February 03, 2003
Chico, CA - The Brickworks
Pictures from Tony Collins
Review from Synthesis.net
I had low hopes for the night from the minute I entered the club. Manic polka music was tearing out of the house speakers, and it was beginning to give me a headache when I asked a friend what exactly the deal was. “Oh, I overheard the booking agent say that The Melvins insisted this be played before the show,” he said. Inauspicious, to say the least. But expectations have a way of biting me in the ass, and this night was no exception. The opening act wasted no time in storming the stage and dutifully churning out Cro-Magnon stoner rock punctuated by odd time changes and snaking, sinewy bass lines. The singer / guitarist looked oddly familiar, and by the time the group had transformed into the headlining act (which I’ll get to later), I realized that it was none other than Dale Crover, The Melvins’ drummer. Their music made an appropriate precursor to what was yet to come.

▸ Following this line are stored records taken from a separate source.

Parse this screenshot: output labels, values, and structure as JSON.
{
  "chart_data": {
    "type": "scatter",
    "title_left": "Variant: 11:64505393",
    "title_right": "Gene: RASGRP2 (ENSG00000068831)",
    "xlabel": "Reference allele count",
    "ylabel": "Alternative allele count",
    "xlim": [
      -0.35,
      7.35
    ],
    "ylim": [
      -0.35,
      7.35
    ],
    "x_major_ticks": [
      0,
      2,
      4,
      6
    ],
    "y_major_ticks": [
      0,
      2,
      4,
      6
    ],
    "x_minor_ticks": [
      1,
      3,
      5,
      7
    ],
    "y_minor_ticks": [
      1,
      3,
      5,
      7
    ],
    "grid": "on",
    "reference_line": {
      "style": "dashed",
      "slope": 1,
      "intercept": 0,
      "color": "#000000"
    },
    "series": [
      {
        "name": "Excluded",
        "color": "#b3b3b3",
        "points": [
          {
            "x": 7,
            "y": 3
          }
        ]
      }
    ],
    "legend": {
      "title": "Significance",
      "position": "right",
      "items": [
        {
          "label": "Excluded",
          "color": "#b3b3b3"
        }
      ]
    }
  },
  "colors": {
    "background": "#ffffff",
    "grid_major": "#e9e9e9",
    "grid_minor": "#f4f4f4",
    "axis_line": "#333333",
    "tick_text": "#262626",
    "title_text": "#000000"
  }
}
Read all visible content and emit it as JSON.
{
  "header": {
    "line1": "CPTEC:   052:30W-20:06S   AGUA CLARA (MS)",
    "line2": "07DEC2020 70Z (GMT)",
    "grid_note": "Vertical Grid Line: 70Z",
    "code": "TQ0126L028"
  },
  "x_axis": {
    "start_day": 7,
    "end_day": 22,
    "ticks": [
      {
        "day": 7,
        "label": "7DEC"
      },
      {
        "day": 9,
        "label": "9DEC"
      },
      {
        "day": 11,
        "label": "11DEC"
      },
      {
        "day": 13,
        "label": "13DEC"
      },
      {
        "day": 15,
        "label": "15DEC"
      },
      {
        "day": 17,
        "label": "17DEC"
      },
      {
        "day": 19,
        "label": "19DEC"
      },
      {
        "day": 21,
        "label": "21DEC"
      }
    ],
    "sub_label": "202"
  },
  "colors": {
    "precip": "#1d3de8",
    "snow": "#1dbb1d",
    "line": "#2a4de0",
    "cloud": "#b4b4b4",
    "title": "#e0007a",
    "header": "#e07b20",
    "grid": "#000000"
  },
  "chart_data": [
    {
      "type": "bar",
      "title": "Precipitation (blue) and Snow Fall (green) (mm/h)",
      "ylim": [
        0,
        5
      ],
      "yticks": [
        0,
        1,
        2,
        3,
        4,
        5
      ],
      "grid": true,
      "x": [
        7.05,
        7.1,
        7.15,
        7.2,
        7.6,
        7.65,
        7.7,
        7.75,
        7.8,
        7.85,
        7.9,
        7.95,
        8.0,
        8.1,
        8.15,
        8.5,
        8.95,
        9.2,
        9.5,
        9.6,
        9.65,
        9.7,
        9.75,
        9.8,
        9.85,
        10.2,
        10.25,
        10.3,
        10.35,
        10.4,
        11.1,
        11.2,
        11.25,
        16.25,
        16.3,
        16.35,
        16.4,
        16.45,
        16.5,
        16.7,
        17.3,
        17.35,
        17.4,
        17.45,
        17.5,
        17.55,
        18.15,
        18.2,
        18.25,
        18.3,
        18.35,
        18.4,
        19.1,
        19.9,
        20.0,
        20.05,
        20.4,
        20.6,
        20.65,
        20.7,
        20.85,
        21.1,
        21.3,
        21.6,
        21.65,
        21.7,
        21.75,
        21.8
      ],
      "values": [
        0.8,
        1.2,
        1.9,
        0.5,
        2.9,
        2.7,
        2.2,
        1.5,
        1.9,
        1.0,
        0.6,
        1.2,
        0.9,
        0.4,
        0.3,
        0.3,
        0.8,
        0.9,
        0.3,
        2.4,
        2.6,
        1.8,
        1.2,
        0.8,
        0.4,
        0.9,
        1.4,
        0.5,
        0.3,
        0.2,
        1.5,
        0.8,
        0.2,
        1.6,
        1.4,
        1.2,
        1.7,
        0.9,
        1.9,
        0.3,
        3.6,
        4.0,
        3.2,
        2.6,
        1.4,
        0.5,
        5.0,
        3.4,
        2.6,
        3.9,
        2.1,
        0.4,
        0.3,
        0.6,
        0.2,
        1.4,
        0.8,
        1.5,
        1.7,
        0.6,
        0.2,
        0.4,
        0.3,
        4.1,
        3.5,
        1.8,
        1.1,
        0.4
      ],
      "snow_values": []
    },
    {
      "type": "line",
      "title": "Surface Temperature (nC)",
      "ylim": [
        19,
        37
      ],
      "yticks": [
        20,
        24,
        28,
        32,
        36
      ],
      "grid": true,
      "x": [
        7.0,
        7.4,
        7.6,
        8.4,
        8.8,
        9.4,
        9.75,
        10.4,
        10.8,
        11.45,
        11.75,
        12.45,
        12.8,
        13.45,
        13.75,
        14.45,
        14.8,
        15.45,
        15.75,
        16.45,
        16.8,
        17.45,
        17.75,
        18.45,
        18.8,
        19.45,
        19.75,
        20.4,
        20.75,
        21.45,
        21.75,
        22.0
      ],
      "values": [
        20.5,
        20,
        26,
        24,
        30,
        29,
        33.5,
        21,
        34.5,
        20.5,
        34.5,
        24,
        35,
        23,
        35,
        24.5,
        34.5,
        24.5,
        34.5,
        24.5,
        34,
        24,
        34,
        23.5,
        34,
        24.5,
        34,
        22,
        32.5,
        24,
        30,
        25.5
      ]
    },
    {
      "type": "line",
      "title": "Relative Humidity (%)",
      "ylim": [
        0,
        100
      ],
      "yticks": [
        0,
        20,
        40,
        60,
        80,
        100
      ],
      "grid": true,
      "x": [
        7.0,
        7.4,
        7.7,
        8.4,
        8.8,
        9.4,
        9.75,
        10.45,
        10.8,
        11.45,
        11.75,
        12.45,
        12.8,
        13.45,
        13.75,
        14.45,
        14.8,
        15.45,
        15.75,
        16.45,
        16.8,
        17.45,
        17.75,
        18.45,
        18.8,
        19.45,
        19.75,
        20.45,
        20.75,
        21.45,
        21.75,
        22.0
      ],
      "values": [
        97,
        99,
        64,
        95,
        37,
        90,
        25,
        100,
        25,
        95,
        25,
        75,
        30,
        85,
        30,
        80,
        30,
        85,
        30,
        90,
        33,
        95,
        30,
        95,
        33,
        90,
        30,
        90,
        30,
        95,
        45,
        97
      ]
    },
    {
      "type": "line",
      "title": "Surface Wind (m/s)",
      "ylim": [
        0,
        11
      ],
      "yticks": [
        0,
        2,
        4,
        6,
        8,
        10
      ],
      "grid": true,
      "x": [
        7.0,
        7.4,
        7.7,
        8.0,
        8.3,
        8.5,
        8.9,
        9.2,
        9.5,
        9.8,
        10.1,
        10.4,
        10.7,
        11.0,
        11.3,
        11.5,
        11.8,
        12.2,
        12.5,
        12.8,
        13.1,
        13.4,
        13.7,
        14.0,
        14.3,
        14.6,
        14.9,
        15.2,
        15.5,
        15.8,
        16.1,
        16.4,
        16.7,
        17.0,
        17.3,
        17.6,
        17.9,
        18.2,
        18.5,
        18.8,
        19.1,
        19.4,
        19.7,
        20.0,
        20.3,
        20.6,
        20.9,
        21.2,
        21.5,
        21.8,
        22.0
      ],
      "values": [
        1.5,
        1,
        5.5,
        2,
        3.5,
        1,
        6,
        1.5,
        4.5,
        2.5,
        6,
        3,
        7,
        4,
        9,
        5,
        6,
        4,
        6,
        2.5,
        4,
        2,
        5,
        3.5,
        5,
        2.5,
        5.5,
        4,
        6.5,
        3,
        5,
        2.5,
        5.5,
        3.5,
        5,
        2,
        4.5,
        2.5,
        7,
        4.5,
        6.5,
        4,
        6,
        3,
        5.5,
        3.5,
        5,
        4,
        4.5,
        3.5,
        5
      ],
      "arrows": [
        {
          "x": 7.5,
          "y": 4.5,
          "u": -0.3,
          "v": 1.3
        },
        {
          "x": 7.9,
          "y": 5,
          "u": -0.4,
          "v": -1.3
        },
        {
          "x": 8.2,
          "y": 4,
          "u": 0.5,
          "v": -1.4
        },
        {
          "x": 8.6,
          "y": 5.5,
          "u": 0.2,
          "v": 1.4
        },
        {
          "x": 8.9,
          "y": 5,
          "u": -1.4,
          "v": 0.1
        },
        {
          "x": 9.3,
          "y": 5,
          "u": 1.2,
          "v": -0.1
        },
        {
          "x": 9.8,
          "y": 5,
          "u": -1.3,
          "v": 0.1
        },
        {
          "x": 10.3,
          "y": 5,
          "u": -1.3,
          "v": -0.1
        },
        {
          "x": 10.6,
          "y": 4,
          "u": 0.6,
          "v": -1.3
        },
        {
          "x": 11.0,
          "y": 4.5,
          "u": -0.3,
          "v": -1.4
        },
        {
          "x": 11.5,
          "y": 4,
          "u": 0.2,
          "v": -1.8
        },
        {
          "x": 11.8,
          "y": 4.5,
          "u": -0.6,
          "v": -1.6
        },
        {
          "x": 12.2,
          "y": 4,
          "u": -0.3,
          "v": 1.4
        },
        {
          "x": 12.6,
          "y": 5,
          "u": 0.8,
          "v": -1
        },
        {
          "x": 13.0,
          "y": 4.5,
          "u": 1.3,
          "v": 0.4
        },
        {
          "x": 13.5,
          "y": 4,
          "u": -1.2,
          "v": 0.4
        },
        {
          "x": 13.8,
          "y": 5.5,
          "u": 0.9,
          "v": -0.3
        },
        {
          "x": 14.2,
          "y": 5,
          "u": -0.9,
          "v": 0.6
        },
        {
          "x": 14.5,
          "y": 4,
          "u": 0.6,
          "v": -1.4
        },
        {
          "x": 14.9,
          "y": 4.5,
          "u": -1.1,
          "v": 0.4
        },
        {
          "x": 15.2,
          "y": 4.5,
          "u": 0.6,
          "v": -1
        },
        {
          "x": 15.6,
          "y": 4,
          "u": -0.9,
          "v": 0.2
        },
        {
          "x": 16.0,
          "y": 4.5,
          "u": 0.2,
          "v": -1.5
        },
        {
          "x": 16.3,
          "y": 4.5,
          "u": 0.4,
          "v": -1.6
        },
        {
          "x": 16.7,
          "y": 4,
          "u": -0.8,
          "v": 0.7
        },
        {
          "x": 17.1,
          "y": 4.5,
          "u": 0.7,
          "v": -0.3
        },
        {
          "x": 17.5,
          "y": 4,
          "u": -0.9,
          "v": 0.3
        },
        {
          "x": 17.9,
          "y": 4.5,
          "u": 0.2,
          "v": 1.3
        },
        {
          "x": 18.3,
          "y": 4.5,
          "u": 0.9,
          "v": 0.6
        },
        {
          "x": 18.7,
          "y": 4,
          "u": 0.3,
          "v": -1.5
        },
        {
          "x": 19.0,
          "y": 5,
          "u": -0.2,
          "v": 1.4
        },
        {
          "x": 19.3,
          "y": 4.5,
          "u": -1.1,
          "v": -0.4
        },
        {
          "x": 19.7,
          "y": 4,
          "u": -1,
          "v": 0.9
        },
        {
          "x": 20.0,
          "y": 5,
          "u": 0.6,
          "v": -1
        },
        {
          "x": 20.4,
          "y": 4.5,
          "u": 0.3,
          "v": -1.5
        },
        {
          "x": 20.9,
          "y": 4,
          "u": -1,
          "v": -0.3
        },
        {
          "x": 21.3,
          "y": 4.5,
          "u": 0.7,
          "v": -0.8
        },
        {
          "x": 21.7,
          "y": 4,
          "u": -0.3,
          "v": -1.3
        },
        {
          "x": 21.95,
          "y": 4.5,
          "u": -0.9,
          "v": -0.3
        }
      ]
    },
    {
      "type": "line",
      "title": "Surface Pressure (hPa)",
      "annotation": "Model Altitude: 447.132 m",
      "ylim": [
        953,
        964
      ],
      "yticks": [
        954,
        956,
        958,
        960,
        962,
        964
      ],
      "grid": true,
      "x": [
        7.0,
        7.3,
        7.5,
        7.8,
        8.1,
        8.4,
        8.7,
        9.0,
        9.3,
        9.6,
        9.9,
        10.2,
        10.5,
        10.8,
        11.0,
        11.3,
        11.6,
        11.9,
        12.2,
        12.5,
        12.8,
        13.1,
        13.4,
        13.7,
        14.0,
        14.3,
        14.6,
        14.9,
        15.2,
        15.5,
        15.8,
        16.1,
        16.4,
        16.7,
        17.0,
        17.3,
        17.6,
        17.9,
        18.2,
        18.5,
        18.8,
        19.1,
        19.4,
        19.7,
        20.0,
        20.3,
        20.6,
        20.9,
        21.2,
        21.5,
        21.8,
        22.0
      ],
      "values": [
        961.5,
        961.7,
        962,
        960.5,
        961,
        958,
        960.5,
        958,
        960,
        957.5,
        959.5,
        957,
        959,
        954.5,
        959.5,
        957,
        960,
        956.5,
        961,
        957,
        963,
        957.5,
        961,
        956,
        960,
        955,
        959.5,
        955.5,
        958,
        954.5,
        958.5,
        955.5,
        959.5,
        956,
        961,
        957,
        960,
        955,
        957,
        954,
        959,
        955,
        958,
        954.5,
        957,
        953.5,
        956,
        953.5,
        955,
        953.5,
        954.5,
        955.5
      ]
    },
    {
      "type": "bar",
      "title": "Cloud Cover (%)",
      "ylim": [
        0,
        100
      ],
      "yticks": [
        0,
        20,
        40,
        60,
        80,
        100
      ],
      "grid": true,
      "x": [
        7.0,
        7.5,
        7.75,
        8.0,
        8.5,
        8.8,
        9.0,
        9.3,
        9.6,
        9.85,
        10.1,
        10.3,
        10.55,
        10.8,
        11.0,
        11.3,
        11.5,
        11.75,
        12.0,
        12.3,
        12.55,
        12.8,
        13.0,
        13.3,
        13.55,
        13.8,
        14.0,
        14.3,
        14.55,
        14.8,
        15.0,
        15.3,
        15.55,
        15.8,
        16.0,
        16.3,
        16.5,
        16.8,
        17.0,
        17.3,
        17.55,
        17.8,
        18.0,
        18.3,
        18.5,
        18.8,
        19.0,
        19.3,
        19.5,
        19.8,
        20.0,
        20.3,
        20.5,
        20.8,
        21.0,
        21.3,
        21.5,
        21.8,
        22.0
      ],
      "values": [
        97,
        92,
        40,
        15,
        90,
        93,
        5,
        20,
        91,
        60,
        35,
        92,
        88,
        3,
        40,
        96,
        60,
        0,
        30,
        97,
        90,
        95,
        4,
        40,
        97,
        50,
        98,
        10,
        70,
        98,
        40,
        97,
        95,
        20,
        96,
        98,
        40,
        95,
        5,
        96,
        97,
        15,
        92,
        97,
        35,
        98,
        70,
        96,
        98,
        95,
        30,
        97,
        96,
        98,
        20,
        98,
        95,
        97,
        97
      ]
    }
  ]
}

After a half an hour of playing, the group went into an extended jam that seemed like it would never end. And it didn’t…all the members of The Melvins gradually infiltrated the stage, taking control. The fact that a guitarist became the drummer without my ever noticing is a testament to how seamless the transition was. The meager crowd howled in anticipation as lead singer King Buzzo took the stage. Buzzo was an engaging figure; two parts Ozzy Osbourne and one part Don King. The Melvins’ commercial success has been modest, and mostly related to being Kurt Cobain’s favorite band, which has left them with a diehard fanbase of freaks and stoners, both of whom came out of the woodwork for a dose of riff-heavy sludge rock.
Upon their arrival, I immediately noticed that they were all wearing tattered sackcloth dresses. With the exception of Buzzo, they all appeared listless, but still managed to put forth a powerful set. Consisting of patchwork drone, feedback and monstrous rhythms, their songs had a way of blending together while retaining distinctly different tones. A cool thing about their marathon performance was whenever you thought that they had settled comfortably into a groove, they would abruptly mix it up and proceed to rock the crowd with a sinister 15-second thrasher. By the same token, however, they were adept at picking up an unassuming riff and expanding on it until it became its own entity, only to incorporate it into the next piece. A second guitarist (who goes by the name of Adam Jones, better known from his day job as the guitar player in Tool) provided ample distortion, stopping occasionally to coax ominous noise from a keyboard. The only way their set could be described is like trying to sing along to a Flipper record while sinking in quicksand.
Just as the drummer started banging a gong and they began to wind down, everyone waited for them to do what they did last time: stand around for five minutes before one final jam. Then the house lights came on and Michael Jackson’s peppy “Don’t Stop ‘Till You Get Enough” jolted the audience out of its collective trance. The Melvins had gotten us, and I couldn’t help but laugh.